I made a post on r/civ (Civilization games subreddit) showing a really funky shaped randomly generated river I saw and most comments were fine but one guy was convinced that I went through the comparatively monumental effort of opening the map editor and changing the river for karma, as opposed to just starting the game and taking a screenshot.
And just to top it off another guy saw the fact that my scout unit was in the far north of the map and went on an obscenely condescending diatribe about how "ackshually" I should be placing my units in the far south of the map because that way I can explore better and whatever the hell. Dude did not stop for one second to consider that maybe the scout that was in the far north was exploring the cool river and that I didn't waste any production points on him because I got him for free from a tribal village...
God every time I go on that website (because let's be honest not a whole lot of good communities here for what I'm interested in) I get excited to share something super innocent and then some total loser has to come and ruin it all.
I used to love reddit. Especially because it was so diverse. So many communities living side by side generally pretty well (except the well-known toxic communities of course that we all knew to stay away from). And the everything-goes attitude, like people discussing religion on the same site as people exhibiting their sex lives :P I used to love seeing that kind of diversity (ok and the exhibitionism too, I admit 🤭, I'm just into that.). I just loved the everything-goes feeling about it.

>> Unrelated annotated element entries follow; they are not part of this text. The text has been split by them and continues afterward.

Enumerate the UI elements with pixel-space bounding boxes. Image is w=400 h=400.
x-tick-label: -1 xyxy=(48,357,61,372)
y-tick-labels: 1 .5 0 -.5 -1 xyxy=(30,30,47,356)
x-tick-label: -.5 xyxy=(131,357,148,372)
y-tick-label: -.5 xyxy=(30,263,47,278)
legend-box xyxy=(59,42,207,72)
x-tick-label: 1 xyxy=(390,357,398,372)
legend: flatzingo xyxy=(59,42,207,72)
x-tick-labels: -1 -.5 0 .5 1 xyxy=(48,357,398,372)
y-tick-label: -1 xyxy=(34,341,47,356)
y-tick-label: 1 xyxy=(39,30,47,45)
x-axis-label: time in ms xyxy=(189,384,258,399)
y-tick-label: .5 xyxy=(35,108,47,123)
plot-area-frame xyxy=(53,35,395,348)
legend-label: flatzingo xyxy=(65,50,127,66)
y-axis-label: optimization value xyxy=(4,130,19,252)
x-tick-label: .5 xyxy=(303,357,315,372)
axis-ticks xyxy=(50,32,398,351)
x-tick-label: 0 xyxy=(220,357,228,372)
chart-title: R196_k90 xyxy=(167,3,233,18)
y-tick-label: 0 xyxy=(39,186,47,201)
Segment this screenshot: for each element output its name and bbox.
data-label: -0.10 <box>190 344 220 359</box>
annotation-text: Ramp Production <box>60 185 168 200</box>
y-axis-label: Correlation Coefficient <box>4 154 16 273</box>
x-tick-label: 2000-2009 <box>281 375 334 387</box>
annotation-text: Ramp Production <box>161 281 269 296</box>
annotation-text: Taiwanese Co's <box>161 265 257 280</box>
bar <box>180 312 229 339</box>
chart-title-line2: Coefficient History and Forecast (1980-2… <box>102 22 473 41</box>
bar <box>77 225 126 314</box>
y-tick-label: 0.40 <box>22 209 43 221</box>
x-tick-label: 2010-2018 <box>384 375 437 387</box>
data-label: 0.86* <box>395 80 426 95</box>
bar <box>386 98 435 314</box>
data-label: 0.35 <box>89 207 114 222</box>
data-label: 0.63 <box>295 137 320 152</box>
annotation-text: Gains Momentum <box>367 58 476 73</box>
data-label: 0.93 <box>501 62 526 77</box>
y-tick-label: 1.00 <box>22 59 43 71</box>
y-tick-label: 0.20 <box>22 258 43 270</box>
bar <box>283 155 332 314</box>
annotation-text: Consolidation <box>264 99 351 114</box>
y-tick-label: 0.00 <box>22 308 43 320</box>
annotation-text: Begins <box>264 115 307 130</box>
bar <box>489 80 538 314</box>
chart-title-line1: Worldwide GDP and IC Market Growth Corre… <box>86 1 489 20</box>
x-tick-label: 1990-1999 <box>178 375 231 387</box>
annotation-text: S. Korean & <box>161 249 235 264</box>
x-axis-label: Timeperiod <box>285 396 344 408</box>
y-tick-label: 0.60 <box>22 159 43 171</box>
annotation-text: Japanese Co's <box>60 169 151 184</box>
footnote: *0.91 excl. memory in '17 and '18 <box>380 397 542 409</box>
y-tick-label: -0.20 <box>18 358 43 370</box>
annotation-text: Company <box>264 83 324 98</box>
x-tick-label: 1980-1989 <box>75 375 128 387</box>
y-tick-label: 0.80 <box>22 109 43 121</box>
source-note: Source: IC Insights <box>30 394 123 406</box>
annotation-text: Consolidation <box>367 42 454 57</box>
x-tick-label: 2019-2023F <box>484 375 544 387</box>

But two things went wrong as I see it. One was that US society got more and more polarised and toxic due to Trump and most of reddit's users are from the US. Even the people who used to be pretty nice are so triggered by anything you say "wrong", they always think you're trying to pull them into an argument for the "other side". It's like they have PTSD from being constantly attacked by the other side and it causes that knee-jerk reaction on anything that doesn't fall 100% into their narrative. I got so sick and tired of that hostility especially because I was not used to it locally. That thing you mention, where you say something and someone always claims you're making it up to make a point or karma or whatever is so familiar and tiring.
And the other thing was of course that idiot spez. Trying to clean up reddit for his precious investors by removing (or locking away) anything not above the belt, killing third-party apps, etc. I still go there once in a while to gather some information but I stay away from discussions and I rotate my accounts every couple of months. So I don't give a crap about karma because I kill my accounts anyway. In fact even when I did have a long-term account I used to "shreddit" it every couple of months so karma was not something I ever cared about.
The sad thing is that this Trump toxicity has now even blown over to my country (Holland). They elected a total fascist 2 months ago and the same thing is happening there now, there are lots of people claiming they were never heard and now their hero is going to drain the swamp and kick out all the refugees and all that same old blahblah. Several of my "friends" were caught up in this BS and I've had to break off all contact with them. 😡
Even Lemmy is not free from this, I joined lemmy.ml for a while but I found it pretty toxic too. Lemmy.world looked similar. This is why I came here and it's been great so far.
I don't believe this is a US problem. Dates do match with all the Trump nonsense but it happened pretty much worldwide. Look at UK, Australia, Philippines, Brazil, Mexico. All of them had the same divide in society with politics at the center. I think it's social media and the attention-hungry algorithms that do not care about the side effects. That is what is pulling people apart. Spending hours a day in an indoctrination environment just because 'clicks and ads and $$'. Laws to prevent this are waaaay too late. Damage is done. And what horrible damage these things did... What horrible damage these people did... And are still doing unchecked.
Reddit's always had a toxicity problem (see: Ellen Pao), but there was definitely a shift in 2015. It lines up with the political divide, but I think it was just a symptom of a larger problem. Because of a certain subreddit, a lot of new people were introduced to reddit. When they finally released an official app (lol, or rather they stole it and rebranded it as their own), there was a massive influx of users.
I'm not all "reddit was better when there were fewer users" because it wasn't. But there was a cultural shift when it became much more widely promoted by app stores and all. It got users from all kinds of backgrounds, but it also got... I don't know. Different. Maybe oversaturated, which kind of made it difficult to find more quality content.
The only good thing about reddit toward the end of my original time with it (I've been browsing lately, but not much because the app fucking sucks*) was niche communities, some funny content creators, and some NSFW subs (some of which have been absolutely gutted, if not banned entirely, since the incident).
A lot of those subs are irreplaceable. There's just too much previous content and a mass of users that won't ever migrate to something like Lemmy. Niche communities can still be kind of successful here due to inherently less users, but it still lacks diversity because those niche subs still had a really healthy dose of active users, which often exceeded the amount of users subscribed to some popular Lemmy communities.
A lot of them started turning to shit earlier, but they were manageable with filters and what have you. Plus the good mods were really good. Some left, some stayed, but the divide kind of fucked a lot of subs.
* Technically, there are other apps you can still use on Android without needing a paid subscription (eg. RedReader, Stealth, patching with Revanced), but they can be a bit finicky sometimes. Although, so can the official one, so it doesn't make much of a difference.